Reversing the Resistance Phenotype of the Biomphalaria glabrata Snail Host Schistosoma mansoni Infection by Temperature Modulation

Biomphalaria glabrata snails that display either resistant or susceptible phenotypes to the parasitic trematode, Schistosoma mansoni provide an invaluable resource towards elucidating the molecular basis of the snail-host/schistosome relationship. Previously, we showed that induction of stress genes either after heat-shock or parasite infection was a major feature distinguishing juvenile susceptible snails from their resistant counterparts. In order to examine this apparent association between heat stress and snail susceptibility, we investigated the effect of temperature modulation in the resistant snail stock, BS-90. Here, we show that, incubated for up to 4 hrs at 32°C prior to infection, these resistant snails became susceptible to infection, i.e. shedding cercariae at 5 weeks post exposure (PE) while unstressed resistant snails, as expected, remained resistant. This suggests that susceptibility to infection by this resistant snail phenotype is temperature-sensitive ( ts). Additionally, resistant snails treated with the Hsp 90 specific inhibitor, geldanamycin (GA) after heat stress, were no longer susceptible to infection, retaining their resistant phenotype. Consistently, susceptible snail phenotypes treated with 100 mM GA before parasite exposure also remained uninfected. These results provide direct evidence for the induction of stress genes (heat shock proteins; Hsp 70, Hsp 90 and the reverse transcriptase [RT] domain of the nimbus non-LTR retrotransposon) in B. glabrata susceptibility to S. mansoni infection and characterize the resistant BS-90 snails as a temperature-sensitive phenotype. This study of reversing snail susceptibility phenotypes to S. mansoni provides an opportunity to directly track molecular pathway(s) that underlie the B. glabrata snail's ability to either sustain or destroy the S. mansoni parasite.

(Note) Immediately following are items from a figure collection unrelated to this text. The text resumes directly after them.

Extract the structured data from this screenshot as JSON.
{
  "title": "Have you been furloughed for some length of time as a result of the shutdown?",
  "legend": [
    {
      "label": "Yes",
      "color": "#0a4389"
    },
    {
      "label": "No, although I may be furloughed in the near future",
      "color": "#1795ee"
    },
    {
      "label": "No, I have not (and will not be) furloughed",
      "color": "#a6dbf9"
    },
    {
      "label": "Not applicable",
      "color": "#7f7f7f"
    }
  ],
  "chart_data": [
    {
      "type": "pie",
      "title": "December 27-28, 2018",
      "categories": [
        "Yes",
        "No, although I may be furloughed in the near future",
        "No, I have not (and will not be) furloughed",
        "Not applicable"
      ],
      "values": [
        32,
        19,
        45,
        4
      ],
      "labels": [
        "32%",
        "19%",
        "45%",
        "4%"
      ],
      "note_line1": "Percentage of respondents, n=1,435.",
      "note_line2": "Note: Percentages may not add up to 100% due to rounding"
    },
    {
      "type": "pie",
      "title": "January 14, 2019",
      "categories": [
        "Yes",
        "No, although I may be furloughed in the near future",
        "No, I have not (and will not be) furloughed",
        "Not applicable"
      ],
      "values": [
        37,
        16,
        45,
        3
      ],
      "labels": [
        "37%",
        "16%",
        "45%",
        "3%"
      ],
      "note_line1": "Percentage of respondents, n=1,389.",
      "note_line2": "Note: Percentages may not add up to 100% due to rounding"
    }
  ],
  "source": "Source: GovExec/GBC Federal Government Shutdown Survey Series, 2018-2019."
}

Biomphalaria glabrata snails that are either resistant or susceptible to the parasite, Schistosoma mansoni, have been an invaluable resource in studies aimed at understanding the molecular basis of the snail/schistosome interaction. Schistosomes cause the chronic debilitating disease schistosomiasis. Thus, it is hoped that dissecting pathways that underlie the snail/schistosome relationship might translate into alternative control strategies that will include blocking transmission of the parasite at the snail-stage of its development. Induction of stress genes is a feature distinguishing early exposed juvenile susceptible NMRI snails from resistant BS-90 snail stocks. To further analyze this apparent involvement of stress induction and snail susceptibility, here we applied heat stress to the resistant BS-90 snail, enhancing induction of stress genes (Hsp 70, Hsp 90 and RT) prior to infection. Results showed these resistant snails became susceptible, indicating resistance as being a temperature sensitive phenotype in these snails. Stressed resistant snails treated with the Hsp 90 specific inhibitor, geldanamycin, prior to exposure, were, however, shown to maintain their refractory phenotype. Interestingly, inhibitor treated susceptible snails also became non-susceptible. Collectively, these data point to stress induction as an important early step in the ability of S. mansoni to infect juvenile B. glabrata snails.